Just two of the 63 children studied said they'd never eaten at McDonald's, and about one-third ate there at least weekly. Most recognized the McDonald's logo but it was mentioned to those who didn't.
The study included three McDonald's menu items — hamburgers, chicken nuggets and french fries — and store-bought milk or juice and carrots. Children got two identical samples of each food on a tray, one in McDonald's wrappers or cups and the other in plain, unmarked packaging. The kids were asked if they tasted the same or if one was better. (Some children didn't taste all the foods.)
McDonald's-labeled samples were the clear favorites. French fries were the biggest winner; almost 77 percent said the labeled fries tasted best while only 13 percent preferred the others.
Fifty-four percent preferred McDonald's-wrapped carrots versus 23 percent who liked the plain-wrapped sample.
The only results not statistically clear-cut involved the hamburgers, with 29 kids choosing McDonald's-wrapped burgers and 22 choosing the unmarked ones.

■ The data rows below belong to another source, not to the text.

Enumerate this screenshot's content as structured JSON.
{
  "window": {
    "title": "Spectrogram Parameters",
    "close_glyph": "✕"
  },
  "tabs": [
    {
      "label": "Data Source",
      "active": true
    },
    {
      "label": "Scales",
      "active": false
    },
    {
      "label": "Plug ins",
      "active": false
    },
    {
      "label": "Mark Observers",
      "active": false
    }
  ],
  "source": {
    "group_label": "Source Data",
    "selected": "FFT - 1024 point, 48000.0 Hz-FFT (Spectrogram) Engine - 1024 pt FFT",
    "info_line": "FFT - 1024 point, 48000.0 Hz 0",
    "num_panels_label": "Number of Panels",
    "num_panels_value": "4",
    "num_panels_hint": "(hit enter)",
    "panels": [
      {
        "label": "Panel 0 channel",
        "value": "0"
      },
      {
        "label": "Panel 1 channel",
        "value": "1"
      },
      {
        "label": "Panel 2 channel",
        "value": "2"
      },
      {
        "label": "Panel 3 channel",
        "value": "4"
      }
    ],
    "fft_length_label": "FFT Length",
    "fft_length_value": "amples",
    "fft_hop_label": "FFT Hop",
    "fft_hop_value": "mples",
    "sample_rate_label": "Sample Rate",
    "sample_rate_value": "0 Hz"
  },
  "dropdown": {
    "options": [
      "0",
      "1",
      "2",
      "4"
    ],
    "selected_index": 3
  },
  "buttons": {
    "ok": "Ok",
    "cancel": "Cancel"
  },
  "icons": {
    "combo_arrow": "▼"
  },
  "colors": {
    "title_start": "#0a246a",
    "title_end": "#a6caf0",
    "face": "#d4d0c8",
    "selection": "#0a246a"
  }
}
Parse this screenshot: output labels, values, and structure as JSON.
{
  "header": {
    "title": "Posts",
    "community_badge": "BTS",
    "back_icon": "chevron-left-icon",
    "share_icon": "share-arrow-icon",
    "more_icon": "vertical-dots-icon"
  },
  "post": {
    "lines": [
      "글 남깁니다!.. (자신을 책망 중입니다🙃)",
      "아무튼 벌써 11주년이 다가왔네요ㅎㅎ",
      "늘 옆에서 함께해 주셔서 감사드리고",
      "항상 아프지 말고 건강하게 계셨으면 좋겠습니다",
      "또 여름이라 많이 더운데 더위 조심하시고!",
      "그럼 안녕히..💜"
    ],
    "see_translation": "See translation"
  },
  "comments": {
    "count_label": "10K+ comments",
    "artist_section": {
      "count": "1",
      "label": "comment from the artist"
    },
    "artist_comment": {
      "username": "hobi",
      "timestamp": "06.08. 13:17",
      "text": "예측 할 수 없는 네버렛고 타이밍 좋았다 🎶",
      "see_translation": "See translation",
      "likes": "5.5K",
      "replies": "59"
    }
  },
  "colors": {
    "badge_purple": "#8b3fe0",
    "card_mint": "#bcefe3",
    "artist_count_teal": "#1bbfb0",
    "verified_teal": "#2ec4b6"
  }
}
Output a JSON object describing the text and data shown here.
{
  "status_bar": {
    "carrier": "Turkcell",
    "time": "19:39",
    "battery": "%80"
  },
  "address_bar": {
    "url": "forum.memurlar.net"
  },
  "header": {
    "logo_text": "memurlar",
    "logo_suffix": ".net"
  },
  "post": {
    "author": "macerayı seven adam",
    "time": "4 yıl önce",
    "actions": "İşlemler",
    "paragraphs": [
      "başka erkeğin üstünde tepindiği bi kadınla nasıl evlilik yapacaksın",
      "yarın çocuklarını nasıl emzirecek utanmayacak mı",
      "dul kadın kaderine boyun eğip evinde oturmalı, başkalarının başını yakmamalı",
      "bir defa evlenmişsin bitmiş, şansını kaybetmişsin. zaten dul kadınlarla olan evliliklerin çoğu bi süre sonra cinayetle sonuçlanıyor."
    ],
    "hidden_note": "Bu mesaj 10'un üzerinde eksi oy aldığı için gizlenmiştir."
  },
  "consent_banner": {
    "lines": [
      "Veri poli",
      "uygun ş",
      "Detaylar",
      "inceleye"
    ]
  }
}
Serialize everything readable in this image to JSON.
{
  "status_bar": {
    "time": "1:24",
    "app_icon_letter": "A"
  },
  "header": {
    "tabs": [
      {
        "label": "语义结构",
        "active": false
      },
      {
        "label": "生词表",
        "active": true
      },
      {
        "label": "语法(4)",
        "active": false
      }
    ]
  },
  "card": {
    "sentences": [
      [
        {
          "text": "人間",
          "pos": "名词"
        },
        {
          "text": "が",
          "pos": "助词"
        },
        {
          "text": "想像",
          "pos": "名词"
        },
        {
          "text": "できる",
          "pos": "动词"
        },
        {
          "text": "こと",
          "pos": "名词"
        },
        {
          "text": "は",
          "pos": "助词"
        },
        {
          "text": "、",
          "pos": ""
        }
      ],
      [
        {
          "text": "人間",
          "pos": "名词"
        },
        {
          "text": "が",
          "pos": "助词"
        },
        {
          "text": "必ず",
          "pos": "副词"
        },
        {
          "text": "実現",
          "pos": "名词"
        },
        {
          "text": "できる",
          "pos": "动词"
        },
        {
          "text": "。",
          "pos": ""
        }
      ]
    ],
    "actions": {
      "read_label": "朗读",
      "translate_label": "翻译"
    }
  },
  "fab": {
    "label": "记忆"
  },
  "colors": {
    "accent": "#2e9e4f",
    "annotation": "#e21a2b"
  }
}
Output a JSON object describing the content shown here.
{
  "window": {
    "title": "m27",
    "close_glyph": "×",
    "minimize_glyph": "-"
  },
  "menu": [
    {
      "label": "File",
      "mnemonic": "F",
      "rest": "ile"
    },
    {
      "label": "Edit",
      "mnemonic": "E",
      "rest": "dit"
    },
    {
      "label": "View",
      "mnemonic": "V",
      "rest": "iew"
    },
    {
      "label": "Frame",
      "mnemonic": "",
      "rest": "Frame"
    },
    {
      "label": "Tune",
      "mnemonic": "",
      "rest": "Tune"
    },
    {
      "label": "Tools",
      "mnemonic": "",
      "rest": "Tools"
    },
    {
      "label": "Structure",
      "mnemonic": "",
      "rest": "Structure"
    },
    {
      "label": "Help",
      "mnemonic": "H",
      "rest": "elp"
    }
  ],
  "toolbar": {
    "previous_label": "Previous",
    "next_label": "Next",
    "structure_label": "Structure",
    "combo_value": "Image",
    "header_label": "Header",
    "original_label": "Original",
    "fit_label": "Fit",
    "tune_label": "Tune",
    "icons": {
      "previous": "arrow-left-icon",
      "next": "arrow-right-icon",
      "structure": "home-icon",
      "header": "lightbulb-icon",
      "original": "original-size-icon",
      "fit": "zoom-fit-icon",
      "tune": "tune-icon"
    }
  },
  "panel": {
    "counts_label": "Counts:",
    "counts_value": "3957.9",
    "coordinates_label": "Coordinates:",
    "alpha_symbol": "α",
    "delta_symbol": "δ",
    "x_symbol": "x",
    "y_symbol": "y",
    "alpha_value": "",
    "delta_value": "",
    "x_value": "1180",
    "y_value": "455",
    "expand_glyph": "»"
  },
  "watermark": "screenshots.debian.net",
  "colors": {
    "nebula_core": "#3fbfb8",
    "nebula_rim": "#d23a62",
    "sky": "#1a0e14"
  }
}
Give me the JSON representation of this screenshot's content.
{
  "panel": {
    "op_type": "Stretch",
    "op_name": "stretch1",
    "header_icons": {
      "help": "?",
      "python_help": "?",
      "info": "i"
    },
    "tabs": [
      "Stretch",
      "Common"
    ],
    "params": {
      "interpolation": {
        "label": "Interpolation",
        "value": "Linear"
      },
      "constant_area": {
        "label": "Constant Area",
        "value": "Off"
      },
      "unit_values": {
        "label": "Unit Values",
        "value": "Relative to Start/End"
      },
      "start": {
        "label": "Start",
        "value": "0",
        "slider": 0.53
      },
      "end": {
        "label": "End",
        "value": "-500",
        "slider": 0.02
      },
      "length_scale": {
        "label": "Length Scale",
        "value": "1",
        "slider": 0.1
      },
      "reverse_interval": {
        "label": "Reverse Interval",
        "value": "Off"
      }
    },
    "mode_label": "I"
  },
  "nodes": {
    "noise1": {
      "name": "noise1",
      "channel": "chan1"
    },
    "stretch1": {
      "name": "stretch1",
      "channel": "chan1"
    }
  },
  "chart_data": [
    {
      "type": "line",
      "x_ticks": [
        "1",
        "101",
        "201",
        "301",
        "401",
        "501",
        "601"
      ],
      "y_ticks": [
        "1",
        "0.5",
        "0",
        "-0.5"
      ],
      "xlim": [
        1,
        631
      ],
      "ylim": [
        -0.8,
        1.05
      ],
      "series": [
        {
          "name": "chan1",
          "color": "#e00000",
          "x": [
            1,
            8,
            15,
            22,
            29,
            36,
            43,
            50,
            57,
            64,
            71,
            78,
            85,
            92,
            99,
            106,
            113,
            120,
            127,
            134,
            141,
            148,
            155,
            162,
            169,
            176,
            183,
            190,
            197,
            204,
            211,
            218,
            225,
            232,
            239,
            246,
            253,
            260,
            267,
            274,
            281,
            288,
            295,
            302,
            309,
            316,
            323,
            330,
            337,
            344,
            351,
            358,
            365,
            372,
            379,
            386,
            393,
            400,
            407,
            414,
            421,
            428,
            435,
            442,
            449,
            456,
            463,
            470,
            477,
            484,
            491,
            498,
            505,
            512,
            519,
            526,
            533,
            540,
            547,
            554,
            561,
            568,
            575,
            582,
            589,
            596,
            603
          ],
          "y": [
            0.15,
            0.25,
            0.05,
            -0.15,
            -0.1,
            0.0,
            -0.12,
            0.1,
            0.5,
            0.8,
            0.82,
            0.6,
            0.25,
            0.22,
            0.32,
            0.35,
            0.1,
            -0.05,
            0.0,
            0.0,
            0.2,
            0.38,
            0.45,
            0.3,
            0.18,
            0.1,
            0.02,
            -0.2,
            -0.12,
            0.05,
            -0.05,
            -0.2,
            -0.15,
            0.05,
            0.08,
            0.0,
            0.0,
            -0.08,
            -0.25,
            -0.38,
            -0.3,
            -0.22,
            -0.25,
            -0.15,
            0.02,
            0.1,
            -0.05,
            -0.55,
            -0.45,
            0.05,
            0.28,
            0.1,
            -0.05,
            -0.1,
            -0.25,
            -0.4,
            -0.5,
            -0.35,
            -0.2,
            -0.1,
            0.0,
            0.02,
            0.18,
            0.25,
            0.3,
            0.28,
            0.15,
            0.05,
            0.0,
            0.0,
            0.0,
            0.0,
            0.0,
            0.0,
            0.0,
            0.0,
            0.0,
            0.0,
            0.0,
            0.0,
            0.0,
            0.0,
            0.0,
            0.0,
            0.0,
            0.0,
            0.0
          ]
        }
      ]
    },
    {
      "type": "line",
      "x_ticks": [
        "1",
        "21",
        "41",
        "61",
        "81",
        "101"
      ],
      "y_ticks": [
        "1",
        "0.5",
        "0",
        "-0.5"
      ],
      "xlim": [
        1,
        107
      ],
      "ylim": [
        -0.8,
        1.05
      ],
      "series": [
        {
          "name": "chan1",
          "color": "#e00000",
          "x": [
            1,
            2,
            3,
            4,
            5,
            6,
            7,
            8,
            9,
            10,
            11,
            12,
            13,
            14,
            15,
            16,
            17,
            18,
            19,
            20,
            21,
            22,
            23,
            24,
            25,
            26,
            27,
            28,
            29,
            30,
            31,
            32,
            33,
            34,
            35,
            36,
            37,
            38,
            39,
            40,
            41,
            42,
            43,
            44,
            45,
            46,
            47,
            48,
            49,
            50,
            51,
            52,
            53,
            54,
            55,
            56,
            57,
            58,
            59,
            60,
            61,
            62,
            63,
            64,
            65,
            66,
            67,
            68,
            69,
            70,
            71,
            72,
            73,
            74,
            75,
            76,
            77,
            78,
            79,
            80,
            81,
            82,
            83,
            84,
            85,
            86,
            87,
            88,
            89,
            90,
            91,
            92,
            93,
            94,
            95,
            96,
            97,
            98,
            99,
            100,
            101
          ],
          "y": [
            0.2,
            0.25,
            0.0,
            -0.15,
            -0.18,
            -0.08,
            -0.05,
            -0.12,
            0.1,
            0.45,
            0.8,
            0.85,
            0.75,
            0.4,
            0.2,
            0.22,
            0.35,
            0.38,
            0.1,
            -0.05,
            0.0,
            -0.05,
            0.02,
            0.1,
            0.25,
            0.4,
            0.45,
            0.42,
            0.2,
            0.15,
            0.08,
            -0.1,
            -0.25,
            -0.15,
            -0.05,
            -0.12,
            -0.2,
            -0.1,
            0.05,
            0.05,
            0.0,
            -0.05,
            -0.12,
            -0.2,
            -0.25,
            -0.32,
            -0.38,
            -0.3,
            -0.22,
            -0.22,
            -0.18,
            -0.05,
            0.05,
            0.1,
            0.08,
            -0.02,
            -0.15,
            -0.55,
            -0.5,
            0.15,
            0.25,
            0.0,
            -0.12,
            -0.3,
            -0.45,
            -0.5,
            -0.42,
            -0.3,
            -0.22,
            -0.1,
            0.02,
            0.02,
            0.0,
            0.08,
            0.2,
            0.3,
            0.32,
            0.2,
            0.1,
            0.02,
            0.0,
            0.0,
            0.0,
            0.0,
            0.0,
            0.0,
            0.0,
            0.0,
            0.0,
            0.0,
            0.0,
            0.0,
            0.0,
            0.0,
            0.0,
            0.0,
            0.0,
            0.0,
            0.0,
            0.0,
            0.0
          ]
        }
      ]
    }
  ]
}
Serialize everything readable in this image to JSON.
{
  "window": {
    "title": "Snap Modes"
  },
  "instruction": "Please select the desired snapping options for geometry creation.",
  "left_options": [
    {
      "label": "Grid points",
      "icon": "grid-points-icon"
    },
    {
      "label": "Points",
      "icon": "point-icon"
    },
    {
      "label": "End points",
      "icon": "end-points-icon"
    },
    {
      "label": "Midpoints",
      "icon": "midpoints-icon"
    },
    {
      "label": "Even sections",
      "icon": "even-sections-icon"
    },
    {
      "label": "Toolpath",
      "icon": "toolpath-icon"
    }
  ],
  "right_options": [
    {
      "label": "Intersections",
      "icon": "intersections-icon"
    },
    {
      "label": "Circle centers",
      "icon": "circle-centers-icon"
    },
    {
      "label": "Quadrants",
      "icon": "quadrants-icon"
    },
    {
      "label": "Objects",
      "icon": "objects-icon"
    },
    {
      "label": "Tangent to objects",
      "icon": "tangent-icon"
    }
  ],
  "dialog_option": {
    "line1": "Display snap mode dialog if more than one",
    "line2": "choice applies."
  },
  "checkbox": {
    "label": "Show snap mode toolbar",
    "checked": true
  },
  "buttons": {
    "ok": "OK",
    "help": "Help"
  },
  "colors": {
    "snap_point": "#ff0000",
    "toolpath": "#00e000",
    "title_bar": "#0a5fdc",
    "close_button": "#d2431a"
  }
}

Fewer than one-fourth of the children said both samples of all foods tasted the same.
Pradeep Chintagunta, a University of Chicago marketing professor, said a fairer comparison might have gauged kids' preferences for the McDonald's label versus another familiar brand, such as Mickey Mouse.
"I don't think you can necessarily hold this against" McDonald's, he said, since the goal of marketing is to build familiarity and sell products.
He noted that parents play a strong role in controlling food choices for children so young.
But Robinson argued that because young children are unaware of the persuasive intent of marketing, "it is an unfair playing field."